Five Winters(49)



We worked together companionably for an hour or so, talking about this and that, our conversation occasionally dwindling into a relaxed silence, the way it can when you’re with those you’re closest to. A tame robin made us smile when it hopped onto the garden fence, completely undaunted by our presence. And when we heard the tinkling music of an ice-cream van driving down the road, we both laughed out loud.

“He’s hopeful in December,” Sylvia said, laughing.

“Mark and Rosie would have been up for it,” I said, and she laughed again.

“They would. You, not so much. They always had a sweeter tooth than you.”

I pictured the three of us on hot summer days—seated in a line on Sylvia and Richard’s front garden wall, Rosie and Mark finishing their ice creams in record time and me making mine last until it dripped down my arm.

“What was I like after Mum and Dad died?” I asked, my thoughts drifting back to the little boy in the case study and forward to my first social worker home visit, due to take place on Tuesday evening.

Sylvia straightened, pushing her blonde hair back from her face, leaving a smudge of dirt on her cheek. “Oh, darling, you were lost. A little lost soul. You’d be playing with Rosie one minute, all smiles, laughing about something together—you remember how you two used to get the giggles? You only had to look at each other, and you’d be off. But after your parents died, you’d suddenly go all quiet and creep up on the sofa next to me for a cuddle. You never wanted to speak about it. You just needed a cuddle. We did a lot of baking together, remember?”

“Chocolate muffins.”

“Chocolate muffins, ginger biscuits, cheese straws . . . Richard used to say he had his own private baker’s shop right in his own home.”

We shared a smile. I remembered those days, Sylvia letting me scrape out the mixing bowl. Chocolate all around my face, a measure of comfort in my heart from the deliciousness of the smells in the kitchen and the magic of having created something so wonderful from such unpromising ingredients.

“Yum!” Richard would exclaim when he came into the kitchen, making me laugh when he closed his eyes in exaggerated rapture.

“How are you doing now?” I asked Sylvia, drawing her in for a hug.

“Oh, you know, jogging along,” she said, hugging me back. “Sometimes I’m just like you were back then—I get absorbed in whatever I’m doing and think to myself, That’ll make Richard howl when I tell him, and then I have to remember he’s gone all over again.”

“I know,” I said. “I do that too.”

We gave each other a final squeeze and got on with our weeding.

Sylvia sighed. “I do worry about Mark, you know.
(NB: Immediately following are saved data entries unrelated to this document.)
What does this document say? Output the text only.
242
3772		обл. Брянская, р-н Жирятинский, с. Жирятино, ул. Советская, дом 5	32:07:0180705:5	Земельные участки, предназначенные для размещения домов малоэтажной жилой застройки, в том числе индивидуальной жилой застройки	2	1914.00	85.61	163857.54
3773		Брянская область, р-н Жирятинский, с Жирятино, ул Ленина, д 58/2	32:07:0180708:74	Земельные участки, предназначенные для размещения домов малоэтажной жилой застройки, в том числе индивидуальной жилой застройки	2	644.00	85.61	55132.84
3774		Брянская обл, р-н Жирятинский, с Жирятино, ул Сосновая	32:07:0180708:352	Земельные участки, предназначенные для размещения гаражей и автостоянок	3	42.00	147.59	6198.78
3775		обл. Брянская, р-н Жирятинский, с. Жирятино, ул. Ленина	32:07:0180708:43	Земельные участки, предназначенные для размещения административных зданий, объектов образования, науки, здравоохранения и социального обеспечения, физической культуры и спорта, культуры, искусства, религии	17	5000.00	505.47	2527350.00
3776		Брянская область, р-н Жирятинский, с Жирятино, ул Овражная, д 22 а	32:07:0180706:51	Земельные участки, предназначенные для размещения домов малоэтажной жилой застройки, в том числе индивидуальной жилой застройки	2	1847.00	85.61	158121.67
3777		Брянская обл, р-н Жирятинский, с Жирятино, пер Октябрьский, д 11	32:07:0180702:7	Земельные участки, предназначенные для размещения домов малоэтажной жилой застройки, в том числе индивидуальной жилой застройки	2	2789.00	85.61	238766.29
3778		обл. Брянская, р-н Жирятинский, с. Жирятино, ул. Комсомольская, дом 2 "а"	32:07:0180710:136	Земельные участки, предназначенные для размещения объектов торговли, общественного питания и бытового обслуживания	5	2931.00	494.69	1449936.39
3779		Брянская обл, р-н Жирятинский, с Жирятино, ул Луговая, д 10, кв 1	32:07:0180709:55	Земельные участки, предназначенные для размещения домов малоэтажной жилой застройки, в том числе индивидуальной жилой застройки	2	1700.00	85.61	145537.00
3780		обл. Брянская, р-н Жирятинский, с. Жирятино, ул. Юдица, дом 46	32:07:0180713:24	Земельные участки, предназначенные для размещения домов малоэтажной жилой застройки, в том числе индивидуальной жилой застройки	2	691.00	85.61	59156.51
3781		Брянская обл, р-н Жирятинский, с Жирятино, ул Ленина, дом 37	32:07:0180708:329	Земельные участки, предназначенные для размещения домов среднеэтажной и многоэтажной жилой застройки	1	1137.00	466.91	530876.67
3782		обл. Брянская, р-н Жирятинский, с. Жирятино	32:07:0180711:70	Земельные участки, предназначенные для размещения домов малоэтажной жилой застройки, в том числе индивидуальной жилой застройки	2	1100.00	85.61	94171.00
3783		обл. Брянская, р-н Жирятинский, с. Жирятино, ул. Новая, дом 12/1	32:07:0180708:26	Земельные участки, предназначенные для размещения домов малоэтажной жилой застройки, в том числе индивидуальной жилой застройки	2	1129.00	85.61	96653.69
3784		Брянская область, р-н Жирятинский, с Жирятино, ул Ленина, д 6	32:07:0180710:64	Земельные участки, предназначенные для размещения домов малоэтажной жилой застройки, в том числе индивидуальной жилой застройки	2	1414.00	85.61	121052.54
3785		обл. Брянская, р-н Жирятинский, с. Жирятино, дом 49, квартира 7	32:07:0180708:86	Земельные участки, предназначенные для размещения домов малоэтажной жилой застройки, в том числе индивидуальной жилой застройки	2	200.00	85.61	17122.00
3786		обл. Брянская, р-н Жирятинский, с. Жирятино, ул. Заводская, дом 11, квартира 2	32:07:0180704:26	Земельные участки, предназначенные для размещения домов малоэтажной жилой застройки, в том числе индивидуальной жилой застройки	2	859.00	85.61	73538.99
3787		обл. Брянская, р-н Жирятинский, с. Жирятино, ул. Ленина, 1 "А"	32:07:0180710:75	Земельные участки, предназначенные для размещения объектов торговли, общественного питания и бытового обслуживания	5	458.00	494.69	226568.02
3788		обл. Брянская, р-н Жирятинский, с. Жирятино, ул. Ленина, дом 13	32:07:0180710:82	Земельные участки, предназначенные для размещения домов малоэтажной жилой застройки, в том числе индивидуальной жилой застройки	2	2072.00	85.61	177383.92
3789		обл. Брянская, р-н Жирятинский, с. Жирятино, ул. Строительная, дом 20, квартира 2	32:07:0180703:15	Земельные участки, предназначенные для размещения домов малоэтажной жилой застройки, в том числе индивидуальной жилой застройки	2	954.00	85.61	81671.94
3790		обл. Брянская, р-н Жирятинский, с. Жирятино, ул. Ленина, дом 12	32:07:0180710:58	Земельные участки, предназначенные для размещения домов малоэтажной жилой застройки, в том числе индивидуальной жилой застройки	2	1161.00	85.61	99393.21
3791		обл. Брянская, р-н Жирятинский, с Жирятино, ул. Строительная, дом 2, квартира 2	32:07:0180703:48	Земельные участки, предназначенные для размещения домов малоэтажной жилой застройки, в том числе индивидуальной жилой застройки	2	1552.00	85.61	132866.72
Rosie’s okay, I think. Have you seen her lately?”

“We’re meeting up on Monday night to go and see the Christmas lights.”

“Oh, that’s nice. Anyway, as I say, she’s all right, I think. She’s been letting her grief out. But I get the feeling Mark’s been bottling his up, what with getting his business up and running.”

“How’s that going, d’you know?”

“I’m not sure. He and Grace aren’t likely to tell me if anything’s wrong, are they? Wouldn’t want to worry me. And he has got Grace to talk to. The thing is, he’d probably have spoken to his father, too, if he’d been here, what with Richard being self-employed for most of his career.” She sighed. “I don’t know, love. I’m probably worrying for nothing. You do when you’re a mum. You’ll find that out yourself soon enough.”

“I guess I will.”

“I think it’s a wonderful thing you’re doing.”

“Do you? Not crazy?”

“Not at all. I think it will be hard, yes, but really worthwhile. I’ll give you all the support I possibly can.”

“You always have.”

“Oh, darling, how could I not? We always loved you, Richard and me. And Tilda . . . She meant well, bless her, but well, let’s just say she was sometimes out of her depth.”

“Was I that bad?”

“Of course not. You were grieving, that’s all. You just needed a haven. It’ll be the same for any child you adopt. That’s what they’ll need too.”

“That’s what you still are to me, you know, a haven. Richard was too.”

“Yes, I know he was. Bless him. I can’t believe it’s been almost a year since he went, I really can’t.”

I thought about the cruise Sylvia was going on over the holiday period. “Where will the ship be on the actual anniversary?”

Sylvia dug her garden fork hard into the soil so it stood up by itself, and then she reached for her secateurs to start cutting the ivy back. “We’ll be in Bridgetown, Barbados. It’s a day’s stopover. I shall do a bit of shopping—you know how bored Richard always got when I dragged him round any shops—and then I’m going to go on a trip to Harrison’s Cave. Richard would have liked that, wouldn’t he? It’s got lots of stalagmites and stalactites.”

I smiled. “I can hear him talking about it,” I said, “explaining which is which. The ’mites go up, and the ’tites come down.”

Sylvia laughed. “Yes, he would say that, wouldn’t he? Anyway, yes, so I’m going to do that—something for me, and something for him, just as we would have done if he were still here.”